Papst has presented a genuine dispute of material fact regarding whether the MSC Accused Devices meet the "customary in a host device" claim limitation because a device operating in MSC mode will be recognized by a computer as a mass storage class device, such as a disk drive. The fact that the MSC Accused Devices use a USB connector does not preclude Papst's claim of infringement. The Camera Manufacturers' motion will be denied on this ground.
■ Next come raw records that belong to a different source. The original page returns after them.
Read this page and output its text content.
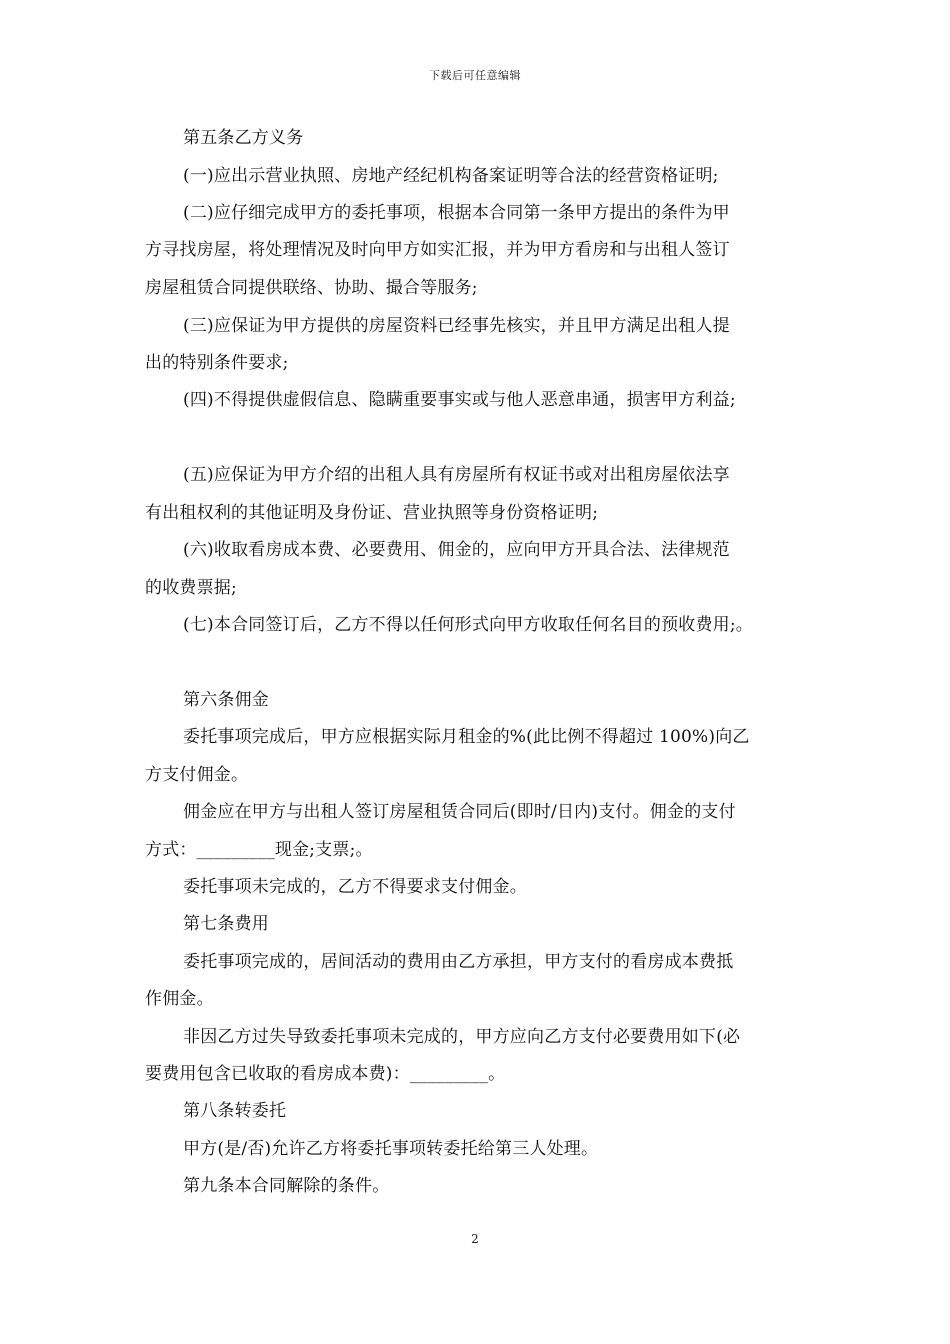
下载后可任意编辑
第五条乙方义务
(一)应出示营业执照、房地产经纪机构备案证明等合法的经营资格证明;
(二)应仔细完成甲方的委托事项，根据本合同第一条甲方提出的条件为甲
方寻找房屋，将处理情况及时向甲方如实汇报，并为甲方看房和与出租人签订
房屋租赁合同提供联络、协助、撮合等服务;
(三)应保证为甲方提供的房屋资料已经事先核实，并且甲方满足出租人提
出的特别条件要求;
(四)不得提供虚假信息、隐瞒重要事实或与他人恶意串通，损害甲方利益;
(五)应保证为甲方介绍的出租人具有房屋所有权证书或对出租房屋依法享
有出租权利的其他证明及身份证、营业执照等身份资格证明;
(六)收取看房成本费、必要费用、佣金的，应向甲方开具合法、法律规范
的收费票据;
(七)本合同签订后，乙方不得以任何形式向甲方收取任何名目的预收费用;。
第六条佣金
委托事项完成后，甲方应根据实际月租金的%(此比例不得超过 100%)向乙
方支付佣金。
佣金应在甲方与出租人签订房屋租赁合同后(即时/日内)支付。佣金的支付
方式：_________现金;支票;。
委托事项未完成的，乙方不得要求支付佣金。
第七条费用
委托事项完成的，居间活动的费用由乙方承担，甲方支付的看房成本费抵
作佣金。
非因乙方过失导致委托事项未完成的，甲方应向乙方支付必要费用如下(必
要费用包含已收取的看房成本费)：_________。
第八条转委托
甲方(是/否)允许乙方将委托事项转委托给第三人处理。
第九条本合同解除的条件。
2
D. New Theory of Infringement

Papst also asserts a new theory of infringement, arguing that in addition to identifying themselves as Mass. Storage Class devices, MSC Accused Devices also identify themselves as SCSI Direct Access devices.[19] See Opp'n at 8-10. However, Papst failed to allege infringement based on this theory in its Final Infringement Contentions, and it is too late to do so now. The Court ordered Papst to file final infringement contentions in compliance with detailed requirements. See Mot. for Sanctions [Dkt. 388], Ex. A (Tr. of Aug. 31, 2010 Hearing); Sixth Prac. & Pro. Order (Sixth PPO) [Dkt. 372]. Because Papst filed Final Infringement Contentions that failed to comply with Court's orders, the Court barred Papst from advancing any arguments for infringement (or against claims of noninfringement) that either (1) are not based solely on this Court's constructions of the Patents or (2) are not already set forth specifically and explicitly in Papst's Final Infringement Contentions. See Sanctions Op. [Dkt. 429] at 13; Sanctions Order [Dkt. 430] at 2. Accordingly, Papst is barred from asserting this new theory of infringement.[20]

E. Additional Discovery

At one time, Papst sought more discovery regarding the "input/output [storage] device customary in a host device" claim limitation. See Mot. for 56(d) Disc. [Dkt. 479] at 23-31. Papst later withdrew the request for more discovery as to this claim limitation. Papst Reply [Dkt. 515]. Thus, Papst's request for more discovery regarding the "customary in a host device" claim limitation will be denied as moot.

IV. CONCLUSION

The Camera Manufacturers' motion for summary judgment of noninfringement with respect to the "input/output [storage] device customary in a host device" claim limitation [Dkt. 449] will be granted in part and denied in part.[21] Summary judgment of noninfringement of the 399 Patent will be granted in favor of the Camera Manufacturers with respect to the PTP Accused Devices, as they do not meet the "customary in a host device" claim limitation. Summary judgment of noninfringement will be denied with respect to the MSC Accused Devices. A memorializing Order accompanies this Opinion.